Another major trend is investment in alternative energy sources. In the period covered by the report, sovereign wealth funds participated in around 30 deals valued at $9 billion, including solar, wind, and geothermal renewable energy projects, modern battery systems for electric cars, and new energy sources such as nuclear fusion. In 2021, sovereign wealth funds backed four different firms that are developing long-term projects in nuclear fusion, valued at $2.5 billion. The promising prospects of this alternative have paved the way for large-scale projects in the United States, Canada, and France, aiming to provide a solution by the early 2030s to one of humanity’s most pressing issues: clean energy.
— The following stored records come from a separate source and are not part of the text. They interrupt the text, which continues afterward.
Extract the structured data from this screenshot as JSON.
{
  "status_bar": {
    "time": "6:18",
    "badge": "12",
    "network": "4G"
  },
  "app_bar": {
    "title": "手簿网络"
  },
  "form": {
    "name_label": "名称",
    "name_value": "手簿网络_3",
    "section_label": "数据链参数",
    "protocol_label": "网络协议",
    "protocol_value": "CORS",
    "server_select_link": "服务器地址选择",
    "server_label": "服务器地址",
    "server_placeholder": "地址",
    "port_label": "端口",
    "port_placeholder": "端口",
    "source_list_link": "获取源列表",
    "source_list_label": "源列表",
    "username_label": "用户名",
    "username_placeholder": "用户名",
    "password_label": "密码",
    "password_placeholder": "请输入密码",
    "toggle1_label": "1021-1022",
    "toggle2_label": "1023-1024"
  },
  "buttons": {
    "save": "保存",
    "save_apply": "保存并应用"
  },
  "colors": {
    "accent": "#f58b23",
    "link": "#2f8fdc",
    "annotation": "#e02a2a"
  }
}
The report anticipates a trend linked to the growth of technology around the world. Companies no longer focus on getting listed on a stock market – in fact, more and more corporations are staying private for longer. These companies are getting bigger and bigger, accumulating huge assets and investments that sidestep the regulations associated with listing on stock exchanges halfway around the globe. Sovereign wealth funds, together with other unconventional investors in the venture capital world, such as hedge funds and pension funds, have repeatedly backed this revolution. The response is beginning to take shape, with the U.S. Securities and Exchange Commission already drawing up a battery of new measures to increase the financial transparency of those who have decided to follow an alternative funding route. We will see what happens next in this particular battle.
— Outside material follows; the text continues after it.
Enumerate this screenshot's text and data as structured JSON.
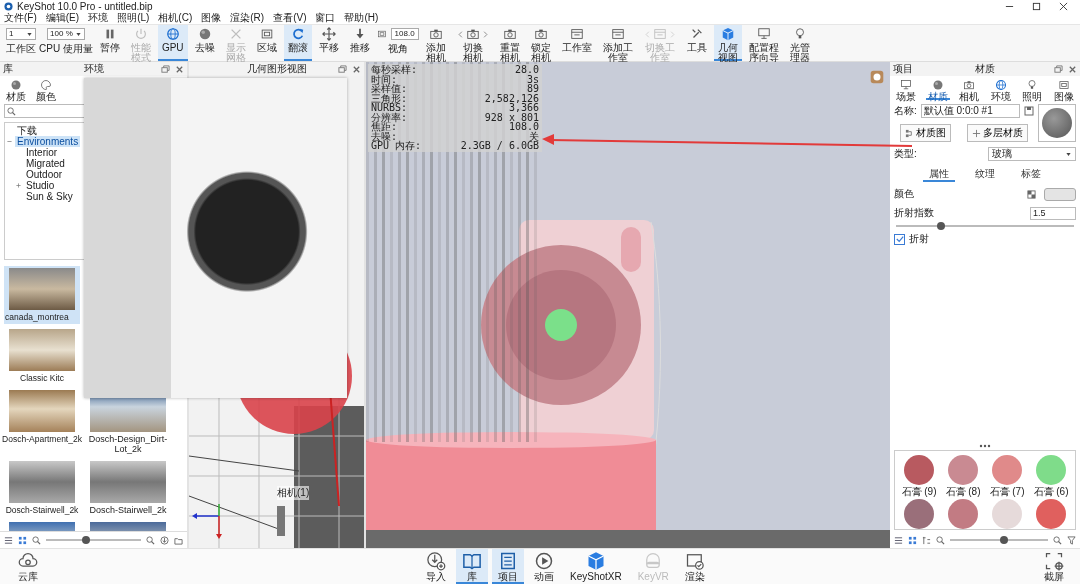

Finally: Russia. An article published these days, in March 2022, cannot ignore a global crisis of this magnitude, precisely because it is not an isolated event in time but the embodiment of a much longer-term trend that has already been notched up on the list of sad milestones defining the first quarter of the 21st century, together with 9/11, the global financial crisis, and the pandemic. The invasion of Ukraine highlights the relevance of sovereign wealth funds even when it comes to making decisions that go against the fundamental rules of coexistence.
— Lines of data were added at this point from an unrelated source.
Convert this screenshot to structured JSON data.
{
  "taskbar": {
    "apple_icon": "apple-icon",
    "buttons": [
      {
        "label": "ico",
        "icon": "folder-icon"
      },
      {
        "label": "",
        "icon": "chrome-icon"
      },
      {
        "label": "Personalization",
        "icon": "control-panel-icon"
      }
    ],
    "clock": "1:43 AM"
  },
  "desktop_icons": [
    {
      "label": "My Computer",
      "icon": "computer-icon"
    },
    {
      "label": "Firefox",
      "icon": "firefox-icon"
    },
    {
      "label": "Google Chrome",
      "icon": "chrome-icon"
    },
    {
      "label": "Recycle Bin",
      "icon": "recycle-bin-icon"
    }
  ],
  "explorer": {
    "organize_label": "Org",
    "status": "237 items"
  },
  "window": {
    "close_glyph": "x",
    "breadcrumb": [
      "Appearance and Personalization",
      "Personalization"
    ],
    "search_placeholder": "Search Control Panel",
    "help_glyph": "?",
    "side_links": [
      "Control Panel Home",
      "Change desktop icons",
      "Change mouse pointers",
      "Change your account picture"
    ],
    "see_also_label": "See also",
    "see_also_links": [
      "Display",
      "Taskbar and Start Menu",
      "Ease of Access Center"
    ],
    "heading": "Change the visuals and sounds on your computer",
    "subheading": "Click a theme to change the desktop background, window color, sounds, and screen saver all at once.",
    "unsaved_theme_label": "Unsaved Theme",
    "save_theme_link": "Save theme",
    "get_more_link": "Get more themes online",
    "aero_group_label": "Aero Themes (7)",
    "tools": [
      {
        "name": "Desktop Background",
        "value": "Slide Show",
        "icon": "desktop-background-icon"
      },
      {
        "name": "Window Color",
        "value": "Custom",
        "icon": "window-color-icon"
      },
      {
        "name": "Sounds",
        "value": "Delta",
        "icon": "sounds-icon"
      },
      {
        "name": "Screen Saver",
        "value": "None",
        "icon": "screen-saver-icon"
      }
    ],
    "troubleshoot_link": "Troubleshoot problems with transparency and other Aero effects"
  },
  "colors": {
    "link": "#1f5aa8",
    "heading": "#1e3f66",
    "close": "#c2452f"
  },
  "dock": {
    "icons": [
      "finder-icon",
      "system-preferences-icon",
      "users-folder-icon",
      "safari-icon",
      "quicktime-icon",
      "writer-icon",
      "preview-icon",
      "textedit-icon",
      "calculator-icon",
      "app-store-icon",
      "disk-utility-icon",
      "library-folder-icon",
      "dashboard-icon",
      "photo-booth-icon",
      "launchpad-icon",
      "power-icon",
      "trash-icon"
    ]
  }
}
Sovereign wealth funds usually accomplish one of three missions: macroeconomic stabilization, intergenerational savings, or economic development. In Russia, the two sovereign wealth funds serve the first (National Wealth Fund) and the third objectives (Russian Direct Investment Fund). Both were sanctioned on February 28 when they were included in the “SDN list” (Specially Designated Nationals and Blocked Persons List) published by the U.S. Treasury Department. The NWF’s mission is to serve as a financial cushion for the national budget, something Putin knew in advance. This fund has tripled its value since 2017, reaching a total of $183 billion in February 2022. Almost 65% of its assets are liquid and almost directly accessible; therefore, its role of macroeconomic stabilization will be realizable in the short term. In the long term, only the length and scope of the sanctions (with the keystone being the natural gas and oil trade) will dictate its viability.

The situation is trickier for the RDIF. Created in 2011, it was thrust into the limelight after the sanctions that followed the annexation of Crimea in 2014. Its mission is to attract international capital to invest in Russian companies in a myriad of sectors, from agriculture to technology, logistics, industry, natural resources, life science, and petrochemicals. Most of the capital has come from co-investment partnerships with sovereign wealth funds, mainly from China, and from funds in Gulf Cooperation Council countries such as Qatar and Abu Dhabi. The RDIF has been a successful instrument, leading to the signing of deals worth more than $40 billion and channeling $21 billion into the Russian economy. It remains to be seen what its standing will be in the coming years. Whether it will be able to offer an alternative source of funding or whether its partners will decide to sell their stakes in the many businesses that have fostered development that is now being halted by the geopolitical decisions of a president who doesn’t seem to know what century he is living in. The RDIF website is down, just like the Russian economy.